Scott Wheeler is an American concert-music composer, born February 24, 1952, in Washington, D.C., now based in Boston, Massachusetts. Since 1989, he has been on the faculty of Emerson College in Boston, where he has co-directed the music theater program. Wheeler co-founded (with Rodney Lister and Ezra Sims) and for many years was artistic director of the Dinosaur Annex Music Ensemble, of which he remains artistic adviser. As an active conductor and an advocate for the music of his colleagues, he has led numerous world and local premieres and recorded several compact discs. Wheeler is on the board of directors of the Virgil Thomson Foundation, a composer advocacy group. He attended Amherst College, the New England Conservatory, and Brandeis University and counts Virgil Thomson among his teachers.
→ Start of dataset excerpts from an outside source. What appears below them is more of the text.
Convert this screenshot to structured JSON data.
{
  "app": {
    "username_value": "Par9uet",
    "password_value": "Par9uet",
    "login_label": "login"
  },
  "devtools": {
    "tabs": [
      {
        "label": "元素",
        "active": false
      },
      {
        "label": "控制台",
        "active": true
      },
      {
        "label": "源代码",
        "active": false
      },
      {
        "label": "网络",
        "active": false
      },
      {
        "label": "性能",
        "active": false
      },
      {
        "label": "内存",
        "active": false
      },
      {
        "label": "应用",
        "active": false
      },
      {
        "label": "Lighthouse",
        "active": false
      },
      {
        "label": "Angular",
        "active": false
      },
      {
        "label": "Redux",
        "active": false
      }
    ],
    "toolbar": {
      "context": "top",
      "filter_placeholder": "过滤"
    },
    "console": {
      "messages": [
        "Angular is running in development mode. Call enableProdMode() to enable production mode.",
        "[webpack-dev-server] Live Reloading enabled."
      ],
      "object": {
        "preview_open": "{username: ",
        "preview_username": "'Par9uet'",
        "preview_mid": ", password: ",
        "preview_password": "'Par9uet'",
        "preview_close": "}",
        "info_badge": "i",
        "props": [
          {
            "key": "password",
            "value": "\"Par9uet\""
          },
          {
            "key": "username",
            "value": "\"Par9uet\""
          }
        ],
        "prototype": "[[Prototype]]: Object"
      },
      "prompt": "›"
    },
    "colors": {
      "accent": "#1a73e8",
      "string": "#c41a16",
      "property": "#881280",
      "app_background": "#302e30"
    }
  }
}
He was also a Fellow of the Tanglewood Music Center and in 1988 was awarded a Guggenheim Fellowship.

Scott Wheeler is best known as the composer of vocal and theater music. In February 2006, he was one of several composers selected as part of the Metropolitan Opera/Lincoln Center Theater commissioning project for a new operatic work. Wheeler collaborates with his librettist, the playwright Romulus Linney. This project is ongoing as of fall 2010. His major dramatic works include his opera Democracy, An American Comedy, written in collaboration with Linney on commission from Washington National Opera. Democracy premiered at Kennedy Center in 2005. His dramatic cantata The Construction of Boston (1988), setting a libretto by the poet Kenneth Koch (1925–2002), was recorded for the Naxos Records label by the Boston Cecilia. That piece was commissioned by the John Oliver Chorale and was premiered in 1989.
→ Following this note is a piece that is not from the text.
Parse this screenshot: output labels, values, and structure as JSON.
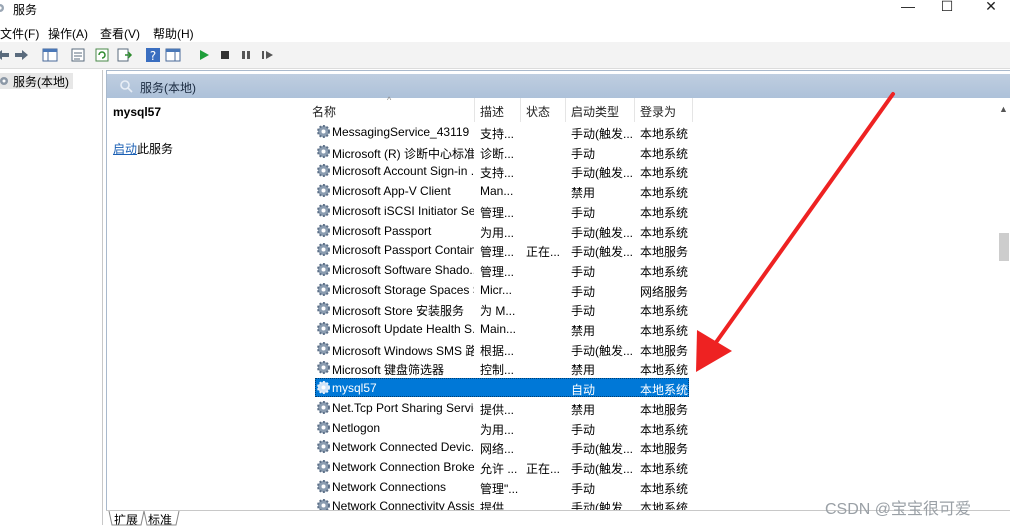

Wheeler has written music in most concert genres from solo pieces to orchestral. Commissions have come from such groups and organizations as the Koussevitzky Foundation, the Fromm Foundation, the Minnesota Orchestra, Boston Cecilia, and Sequitur, among many others. His Sunday Songs, two songs on texts of Emily Dickinson, were premiered by soprano Renée Fleming in 2000 at New York's Alice Tully Hall.

Recent works include his Heaven and Earth, settings of William Blake's works commissioned by the Marilyn Horne Foundation, which was premiered at Carnegie Hall's Weill Recital Hall in 2008, and the chamber symphony City of Shadows, commissioned by the Deutsches Symphonie-Orchester Berlin and Kent Nagano as part of a portrait concert of Wheeler's work. His piano trio The Granite Coast, commissioned by the Rockport Chamber Music Society (Rockport, MA) for the opening of their new Shalin Liu Performance Center, was premiered in Rockport in June 2010. A compact disc of song recordings, Wasting the Night, was released by Naxos in 2010.
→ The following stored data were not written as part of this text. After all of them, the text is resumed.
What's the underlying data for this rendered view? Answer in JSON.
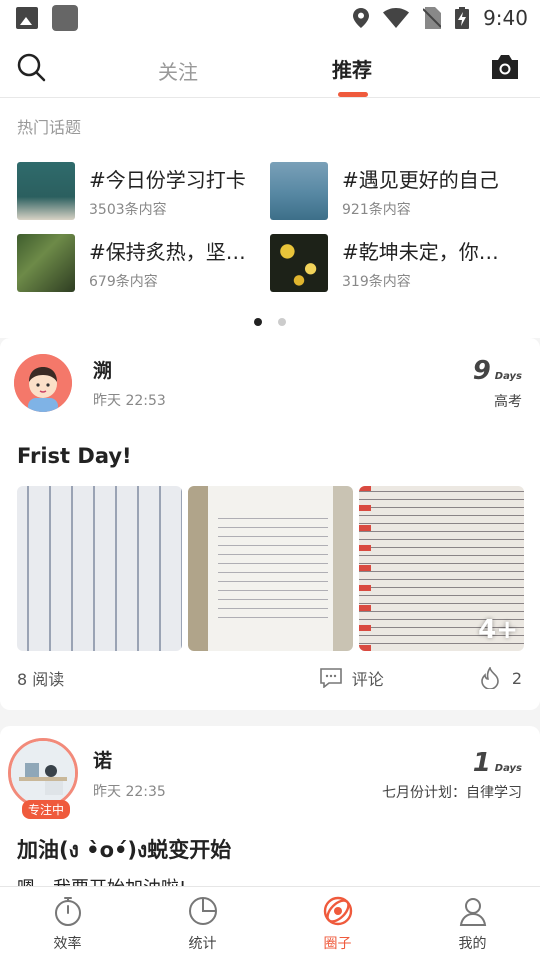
{
  "status_bar": {
    "time": "9:40"
  },
  "header": {
    "tabs": [
      {
        "label": "关注",
        "active": false
      },
      {
        "label": "推荐",
        "active": true
      }
    ]
  },
  "hot_topics": {
    "title": "热门话题",
    "items": [
      {
        "name": "#今日份学习打卡",
        "count": "3503条内容"
      },
      {
        "name": "#遇见更好的自己",
        "count": "921条内容"
      },
      {
        "name": "#保持炙热，坚持…",
        "count": "679条内容"
      },
      {
        "name": "#乾坤未定，你我…",
        "count": "319条内容"
      }
    ],
    "page_indicator": {
      "total": 2,
      "current": 1
    }
  },
  "posts": [
    {
      "author": "溯",
      "time": "昨天 22:53",
      "days_num": "9",
      "days_unit": "Days",
      "tag": "高考",
      "title": "Frist Day!",
      "more_photos": "4+",
      "reads": "8 阅读",
      "comment_label": "评论",
      "likes": "2"
    },
    {
      "author": "诺",
      "time": "昨天 22:35",
      "days_num": "1",
      "days_unit": "Days",
      "tag": "七月份计划：自律学习",
      "badge": "专注中",
      "title": "加油(ง •̀o•́)ง蜕变开始",
      "body": "嗯，我要开始加油啦!"
    }
  ],
  "bottom_nav": [
    {
      "label": "效率",
      "icon": "stopwatch-icon",
      "active": false
    },
    {
      "label": "统计",
      "icon": "pie-chart-icon",
      "active": false
    },
    {
      "label": "圈子",
      "icon": "planet-icon",
      "active": true
    },
    {
      "label": "我的",
      "icon": "person-icon",
      "active": false
    }
  ],
  "colors": {
    "accent": "#ef5a3c"
  }
}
Wheeler's particular concern as a composer is vocal and dramatic music. As such, he has a wide knowledge of and interest in poetry, and in addition to Kenneth Koch, he has set texts from authors ranging from St. Theresa of Avila to Wallace Stevens and Mark Van Doren. His vocal settings evoke natural speech rhythms and contours, called by Boston Globe critic Jeremy Eichler "transparent and elegant."